After reading GH, I subjected my long-suffering husband (not for the first time) to a lengthy interrogation about “the male experience” and (naturally) was answered in monosyllables. What I appreciated most in the book was the evocation of Eros as a destructive god who arrives without warning. The pathos of the idea that intense attraction does not occur in the absence of the possibility that lover and the beloved may do each other grave harm. And love as a physical illness, that very Greek idea. Shivering and sweating, like the poetess Sappho beholding her beloved, poor Charlie never quite knew what hit him. All he wanted was to lounge in bed for hours with Viola, drinking wine, telling her his stuff and listening to hers, making love to her over and over. Alas, his days of wine and violets were all too brief.
He strikes the reader as an intelligent man, with a gentle wit, and he’s good at his job as a solicitor (at least until the strain of his crumbling relationship with Viola starts to tell on him). But in spite of his ability to “go for the jugular” as many of his clients require, he possesses a certain vulnerability that lends him appeal. Like a large friendly dog with a slight drool, he’s willing to take whatever handouts Viola is in the mood to dispense. And he doesn’t understand it, not really, when he gets kicked hard, and has to watch other canines nosing around her, and –-outrageously!— being welcomed. So he snarls a little. But not at her, never at Her, the object of his desire and devotion.
Once again, Viola reminded me of the powerful women of Latin love poetry, Lesbia or Cynthia. They took all the lovers they wanted and felt plenty of sexual passion for them, but no particular need to be faithful. In other words, they acted like stereotypical men. Viola never hides the fact that she uses men, or that she feels free to sleep with whomever she wishes, whenever she wishes.
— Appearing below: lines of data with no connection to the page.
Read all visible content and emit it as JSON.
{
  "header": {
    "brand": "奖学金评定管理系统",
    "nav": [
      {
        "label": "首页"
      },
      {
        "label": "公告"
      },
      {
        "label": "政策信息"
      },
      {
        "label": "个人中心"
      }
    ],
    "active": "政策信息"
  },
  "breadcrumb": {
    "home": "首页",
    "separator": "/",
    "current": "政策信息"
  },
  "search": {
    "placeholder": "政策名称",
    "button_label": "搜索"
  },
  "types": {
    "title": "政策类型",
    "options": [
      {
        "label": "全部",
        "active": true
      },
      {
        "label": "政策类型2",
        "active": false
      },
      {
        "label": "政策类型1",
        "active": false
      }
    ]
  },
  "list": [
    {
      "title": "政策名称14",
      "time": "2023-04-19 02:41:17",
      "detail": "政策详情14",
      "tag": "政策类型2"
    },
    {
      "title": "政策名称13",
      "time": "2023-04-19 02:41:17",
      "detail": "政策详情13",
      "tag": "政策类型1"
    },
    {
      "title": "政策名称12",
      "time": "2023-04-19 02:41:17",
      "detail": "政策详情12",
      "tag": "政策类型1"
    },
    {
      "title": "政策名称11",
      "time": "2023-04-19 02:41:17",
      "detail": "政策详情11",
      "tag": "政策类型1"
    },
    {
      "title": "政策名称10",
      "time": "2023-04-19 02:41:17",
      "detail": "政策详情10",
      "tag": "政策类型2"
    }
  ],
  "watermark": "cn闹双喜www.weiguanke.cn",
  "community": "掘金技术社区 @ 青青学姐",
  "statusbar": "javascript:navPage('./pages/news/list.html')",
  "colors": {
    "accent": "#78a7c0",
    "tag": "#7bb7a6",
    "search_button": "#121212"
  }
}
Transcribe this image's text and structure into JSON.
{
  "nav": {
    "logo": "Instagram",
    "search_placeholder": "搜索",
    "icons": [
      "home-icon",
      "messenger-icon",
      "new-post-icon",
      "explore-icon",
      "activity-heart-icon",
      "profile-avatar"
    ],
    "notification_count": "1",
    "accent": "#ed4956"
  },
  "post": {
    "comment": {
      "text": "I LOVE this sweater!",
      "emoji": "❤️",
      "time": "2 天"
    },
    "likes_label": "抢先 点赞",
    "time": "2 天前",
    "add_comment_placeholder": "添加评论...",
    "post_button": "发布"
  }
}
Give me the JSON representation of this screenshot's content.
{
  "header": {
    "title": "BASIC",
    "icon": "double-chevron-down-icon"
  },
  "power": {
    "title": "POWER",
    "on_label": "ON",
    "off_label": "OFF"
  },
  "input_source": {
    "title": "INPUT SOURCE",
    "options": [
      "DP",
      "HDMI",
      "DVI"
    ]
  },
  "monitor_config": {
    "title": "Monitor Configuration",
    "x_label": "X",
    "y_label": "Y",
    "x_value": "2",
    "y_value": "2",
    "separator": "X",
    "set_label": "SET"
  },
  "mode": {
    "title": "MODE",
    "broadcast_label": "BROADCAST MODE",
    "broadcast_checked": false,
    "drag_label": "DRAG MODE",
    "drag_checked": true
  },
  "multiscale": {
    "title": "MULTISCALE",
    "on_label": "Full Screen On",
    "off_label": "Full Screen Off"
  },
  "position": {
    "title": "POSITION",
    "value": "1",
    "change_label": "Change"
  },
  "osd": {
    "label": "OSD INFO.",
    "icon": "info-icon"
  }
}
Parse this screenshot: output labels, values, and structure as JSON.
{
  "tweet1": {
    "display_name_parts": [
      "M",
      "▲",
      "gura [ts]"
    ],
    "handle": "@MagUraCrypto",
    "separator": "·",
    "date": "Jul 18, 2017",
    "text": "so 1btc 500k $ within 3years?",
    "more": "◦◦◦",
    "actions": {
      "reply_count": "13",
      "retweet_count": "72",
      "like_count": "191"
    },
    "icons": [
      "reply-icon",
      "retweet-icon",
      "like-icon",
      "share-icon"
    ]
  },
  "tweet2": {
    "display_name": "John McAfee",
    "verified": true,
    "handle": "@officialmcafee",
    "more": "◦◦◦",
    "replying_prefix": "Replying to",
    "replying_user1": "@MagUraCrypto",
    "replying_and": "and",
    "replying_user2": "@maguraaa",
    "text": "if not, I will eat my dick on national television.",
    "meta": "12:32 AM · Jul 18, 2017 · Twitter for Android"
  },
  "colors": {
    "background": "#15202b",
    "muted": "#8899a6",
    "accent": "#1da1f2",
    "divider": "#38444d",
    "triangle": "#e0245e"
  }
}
Charlie has no choice but to accept this, and to get hurt.
Probably there are other books that successfully tackle this subject matter, but I haven’t run across them, other than Lolita, which is my favorite novel. (I felt a frisson of Nabokov when Charlie described his fascination with the soft, dark, downy hairs on Viola’s forearms, and his desire to tenderly superintend the tanning of her skin.) I briefly tried dipping into the American novelists of the 60s who were celebrated for their explicit descriptions of male sexuality. Roth, Mailer, Bellow. It was like being slapped in the face. Their narrators can’t really engage with a woman as a fellow human being. They were like a bunch of Aristotles in that respect, but angrier and hornier. Updike is slightly more humane, I think.
There’s a bit in Getting Hurt where Charlie suddenly says to the reader, Yes, I think you’re really there. It took my breath away. For a split second, it felt as though I was sharing a bottle of wine with Charlie, listening to his stuff. I like to think that he eventually got over Viola and met someone who could do him harm, if she chose… but didn’t. And that they adopted several cats from the local animal shelter.